Deliveroo has been forced to deny that it has been targeted by hackers after an investigation found some customers were charged for food they had not ordered.
A probe by the BBC's Watchdog show due to be shown tonight, found several examples of customers who were billed hundreds of pounds for food deliveries they did not make.
The company said there has been no breach of customers' financial information and put it down to users' own password security.
"We are aware of these cases raised by Watchdog - they involve stolen food, not credit card numbers. These issues occur when criminals use a password stolen from another service unrelated to our company in a major data breach," the startup said.
"The stolen password is then used to fraudulently access someone's account. This is why we urge customers to use strong and unique passwords for every service they use."
The firm also stated a number of measures it used to ensure the security of customers' information, including anti-fraud measures and anomaly detection techniques with machine learning to detect unusual activity and block it.
"It is our policy not to comment on specific anti-fraud countermeasures because we don't want to provide public guidelines on how we detect fraud to criminals," the company said in a statement.
"That said, we can assure customers that we are constantly improving our security measures, and make regular upgrades to our practices. Recently, this included frequently asking customers to verify themselves when entering a new address."
It also said that it worked closely with customers in fraud cases, including reimbursing money and working with authorities where appropriate.
The fraud is just one example of the "domino effect" of hacks, where stolen credentials can be used to log into multiple online accounts other than the one directly targeted.
“This illustrates an interesting ‘chaining’ or ‘domino effect’ that data breaches can have across multiple organisations," said Kevin Cunningham, founder of the identity management software company Sailpoint.
"Taking stolen credentials from one breach and using them to access another website, all because a user chose to reuse a password across multiple sites is a very common occurrence.
"Use a unique password for every application. Make sure the password is long and more complex – ideally twelve characters should be thought of as a minimum."
Some Uber customers have also been subject to fraudulent activity, being charged for journeys they took in countries they never visited. The startup also said it was not targeted by hackers and does not store credit card details itself (a third party does), but it said reusing passwords was behind the fraud.

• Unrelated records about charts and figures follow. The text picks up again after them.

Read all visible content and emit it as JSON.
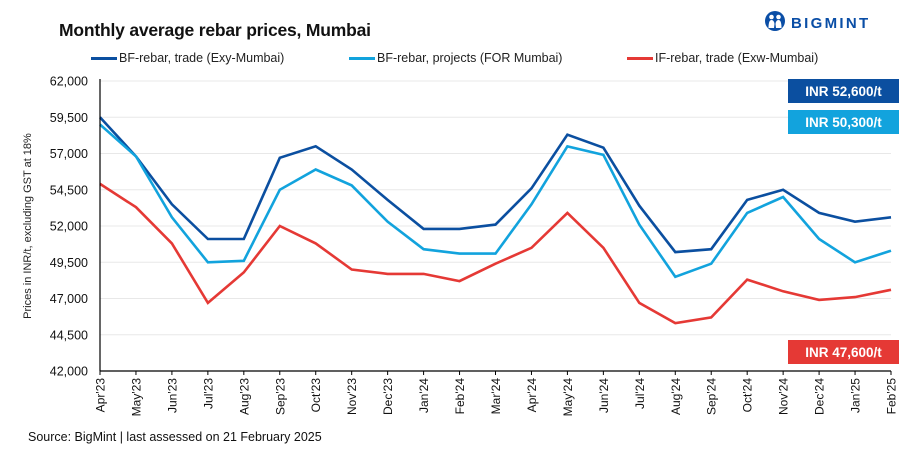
{
  "header": {
    "title": "Monthly average rebar prices, Mumbai",
    "logo_text": "BIGMINT",
    "logo_icon": "bigmint-people-icon"
  },
  "footer": {
    "source": "Source:  BigMint  | last assessed on 21 February  2025"
  },
  "colors": {
    "dark_blue": "#0b4fa0",
    "light_blue": "#12a3dd",
    "red": "#e53935",
    "grid": "#e6e6e6",
    "axis": "#000000"
  },
  "badges": [
    {
      "text": "INR 52,600/t",
      "series": "BF-rebar, trade (Exy-Mumbai)",
      "color": "#0b4fa0"
    },
    {
      "text": "INR 50,300/t",
      "series": "BF-rebar, projects (FOR Mumbai)",
      "color": "#12a3dd"
    },
    {
      "text": "INR 47,600/t",
      "series": "IF-rebar, trade (Exw-Mumbai)",
      "color": "#e53935"
    }
  ],
  "chart_data": {
    "type": "line",
    "title": "Monthly average rebar prices, Mumbai",
    "xlabel": "",
    "ylabel": "Prices in INR/t, excluding GST at 18%",
    "ylim": [
      42000,
      62000
    ],
    "yticks": [
      42000,
      44500,
      47000,
      49500,
      52000,
      54500,
      57000,
      59500,
      62000
    ],
    "ytick_labels": [
      "42,000",
      "44,500",
      "47,000",
      "49,500",
      "52,000",
      "54,500",
      "57,000",
      "59,500",
      "62,000"
    ],
    "grid": true,
    "legend_position": "top",
    "categories": [
      "Apr'23",
      "May'23",
      "Jun'23",
      "Jul'23",
      "Aug'23",
      "Sep'23",
      "Oct'23",
      "Nov'23",
      "Dec'23",
      "Jan'24",
      "Feb'24",
      "Mar'24",
      "Apr'24",
      "May'24",
      "Jun'24",
      "Jul'24",
      "Aug'24",
      "Sep'24",
      "Oct'24",
      "Nov'24",
      "Dec'24",
      "Jan'25",
      "Feb'25"
    ],
    "series": [
      {
        "name": "BF-rebar, trade (Exy-Mumbai)",
        "color": "#0b4fa0",
        "values": [
          59500,
          56800,
          53500,
          51100,
          51100,
          56700,
          57500,
          55900,
          53800,
          51800,
          51800,
          52100,
          54600,
          58300,
          57400,
          53400,
          50200,
          50400,
          53800,
          54500,
          52900,
          52300,
          52600
        ]
      },
      {
        "name": "BF-rebar, projects (FOR Mumbai)",
        "color": "#12a3dd",
        "values": [
          59000,
          56800,
          52600,
          49500,
          49600,
          54500,
          55900,
          54800,
          52300,
          50400,
          50100,
          50100,
          53500,
          57500,
          56900,
          52100,
          48500,
          49400,
          52900,
          54000,
          51100,
          49500,
          50300
        ]
      },
      {
        "name": "IF-rebar, trade (Exw-Mumbai)",
        "color": "#e53935",
        "values": [
          54900,
          53300,
          50800,
          46700,
          48800,
          52000,
          50800,
          49000,
          48700,
          48700,
          48200,
          49400,
          50500,
          52900,
          50500,
          46700,
          45300,
          45700,
          48300,
          47500,
          46900,
          47100,
          47600
        ]
      }
    ],
    "annotations": [
      "INR 52,600/t",
      "INR 50,300/t",
      "INR 47,600/t"
    ]
  }
}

It comes as concerns were raised around striking the balance between making online shopping simple for customers and ensuring transactions are secure.
The European Banking Authority plans to introduce new rules under the wider Payment Services Directive (PSD2) regulation which will require two-factor authentication for any transactions over €10.
This will mean a password, biometric verifications or code will be needed as standard, putting an end to one-click checkouts and automatic in-app payments where card details are already stored - processes used by the likes of Deliveroo, Uber, Amazon and many online companies.
However, Visa has warned that the plans will cause serious disruption for customers and online retailers.
"The plans will bring a host of complications and inconveniences including more declined transactions and longer and more complicated checkout experiences with little if any benefit to consumers," said chief risk officer for Visa Europe Peter Bayley, noting that fraudulent payments accounted for less than five cents in every €100 spent and that merchants and banks are prepared to take on the risk to ensure seamless shopping experiences.
“Managing payments is always about balancing security and convenience. If you tip the balance too far one way, you end up making it either too difficult or too risky for consumers to make purchases wherever, whenever and on whatever device they want. Either way it annoys consumers and damages businesses’ potential to sell their goods and services."